EDITORIAUX 2005
Novembre 2005
Prospective : pour que l’avenir devienne un projet

Notre pensée restait bloquée au XXe siècle. Les conflits passés avaient figé les perceptions et les jugements des Européens. Après le grand réveil qu’a été la chute du Mur de Berlin, il leur aura bien fallu une quinzaine d’années pour retrouver la capacité d’aborder et de traiter des réalités qui n’ont plus rien à voir avec celles de l’époque antérieure.

Enfin, il devient possible de se mettre au travail ! Enfin, la démarche prospective, consistant à identifier les attentes souhaitables pour demain et à entreprendre dès aujourd’hui les initiatives nécessaires, s’impose !

Parce que nous avons tant tardé, le désarroi plane et l’avenir a cessé d’être un projet. Ce qui nous impose de tout faire à la fois.

Changer de lunettes : renouveler nos approches, nous familiariser avec des paysages devenus si différents, nous entraîner à comprendre, voire à accompagner, les situations d’aujourd’hui, nous adapter à la vitesse et à la complexité qui sont partout.

Changer de démarche : quand rien n’est négligeable, quand tout interagit, quand l’incertitude va de pair avec l’initiative, il n’y a plus de sens à raisonner en termes de priorités ; on peut, par contre, essayer de le faire en termes de recherche d’un chemin critique.

Le point de départ est important : autrefois, nous aurions désigné ici le politique. Aujourd’hui, c’est la société qu’il faut observer d’abord : là se situe le cœur de la plupart des problématiques prospectives.

C’est en l’abordant comme si elle était un objet non identifié que nous avons le plus de chances de commencer à comprendre notre société. Nous percevons une grande variété de données, parmi lesquelles la différenciation culturelle entre générations, l’appropriation des nouvelles technologies de l’information par les jeunes, les manières actuelles d’aborder le travail et le loisir, le renforcement de tous les communautarismes… La télévision – plus particulièrement – façonne l’évolution des comportements (que devient la distinction entre la société et l’opinion publique ? entre la foule et le peuple ?…). Les liens sociaux revêtent des formes nouvelles…

Le regard sur la société conduit vers l’entreprise. La création de richesses est sa raison d’être. Elle a bien négocié les tournants du management, des technologies, de la mondialisation. Elle affirme promouvoir le progrès, l’universalisation de la connaissance, la conjugaison de l’efficacité économique avec l’autonomie et la liberté des personnes. Cependant, l’environnement social, d’autant plus désorienté qu’on a cru bien faire en le préservant du mouvement du monde, l’interpelle avec une autorité croissante à propos, entre autres, de ses responsabilités sociales et environnementales…

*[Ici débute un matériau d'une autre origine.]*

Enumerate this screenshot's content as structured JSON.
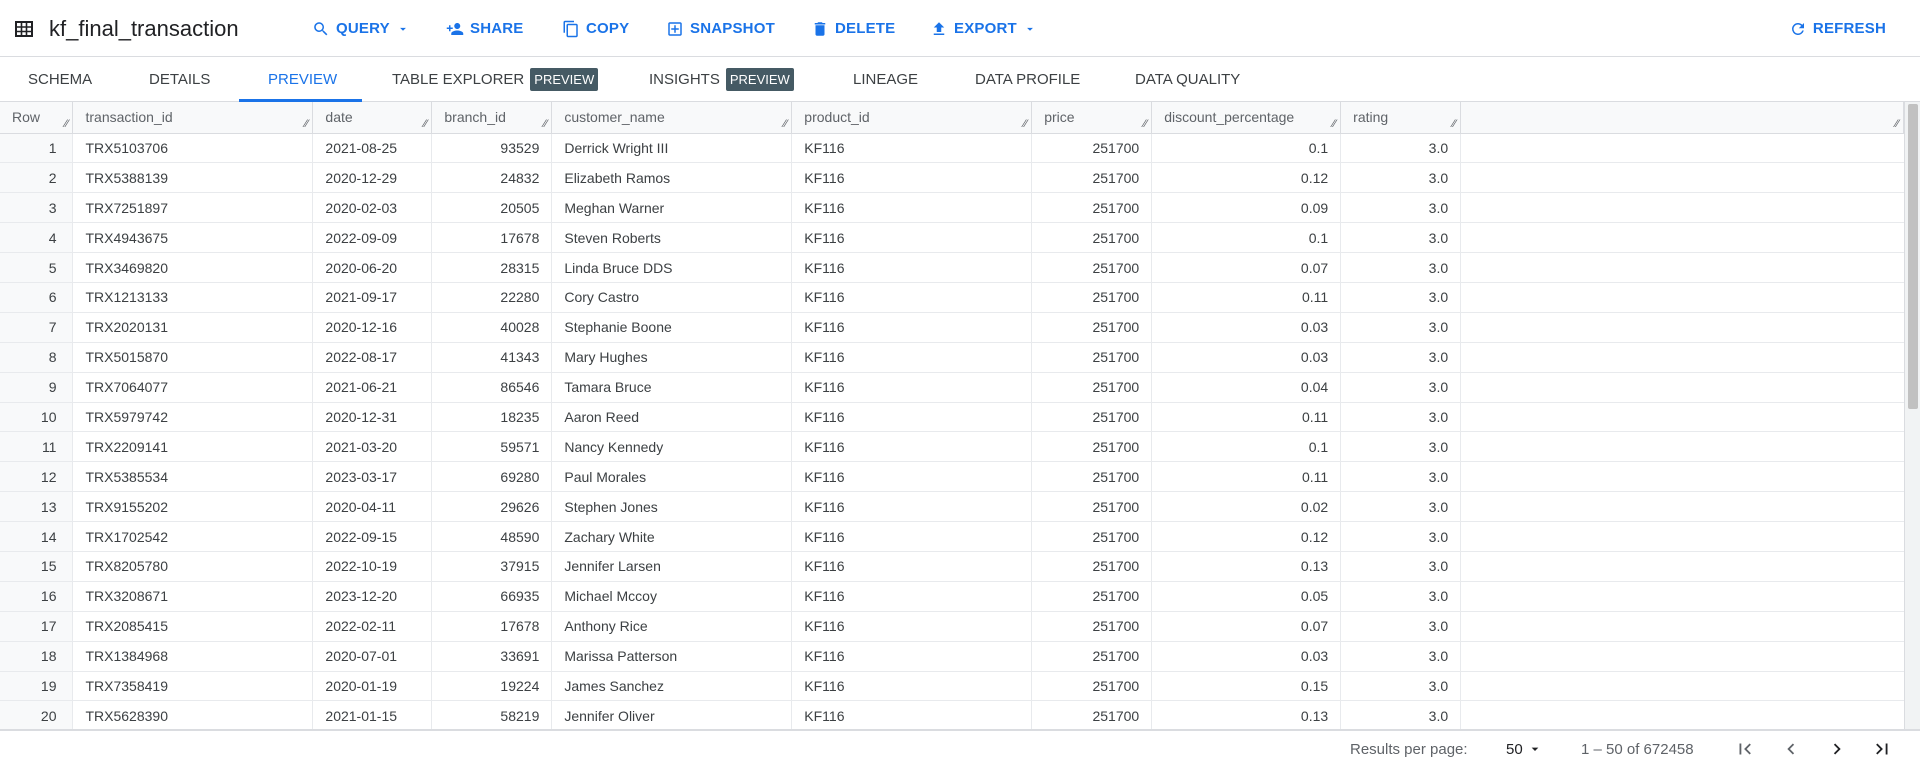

La problématique n’est pas différente dans le domaine des sciences et des techniques. Biologie, génétique, conquête de l’espace, nanotechnologies… : on observe le surgissement d’un formidable corpus intégré de toutes les disciplines. Et là aussi, plus impétueux le mouvement en avant, plus évidente l’incompréhension de ceux qui n’y participent pas…

C’est en fin de parcours qu’interviennent le politique et les valeurs.

Les valeurs font l’objet d’invocations d’autant plus insistantes qu’elles sont, d’un milieu à l’autre, plus différenciées. L’effacement d’un substrat éthique partagé représente peut être la plus grande des menaces.

Le politique ne revivra que lorsqu’il aura intégré toutes ces problématiques. C’est urgent et il n’en est pas encore là. Or, sans lui, peu d’espoir d’une rénovation du regard sur notre époque, peu d’espoir pour la réinvention du lien social et de la cohésion éthique de la société, peu d’espoir pour l’avenir de la démocratie. Elle est donc primordiale, cette mission du politique : guider l’entrée réussie dans le XXIe siècle.

Les quinze années évoquées tout à l’heure semblent valoir pour les autres pays d’Europe, pas pour la France. Nous n’avons pas encore réussi à remettre en route les processus qui permettront de créer de nouvelles richesses et de nouveaux emplois. Nous n’avons pas encore réussi le passage de l’économie industrielle à l’économie de la connaissance et des services. Nous n’avons pas encore réussi à faire régresser l’étatisme et la bureaucratie. Une conception réductrice et perverse de la prudence façonne un temps perdu qui se mesure sur l’échelle économique en termes de perte de compétitivité, sur l’échelle sociale en termes de montée des tensions et des conservatismes, sur l’échelle culturelle en termes de stagnation de la créativité. Si nous refusons que la France perde la face, il faudra bien un jour nous réveiller…

Pour le programme de notre changement d’époque, voilà une table des matières ! Et si rien ne devait se passer, nous nous exposerions à vérifier la formule de Walter Benjamin : « La force des choses conduit à la catastrophe ».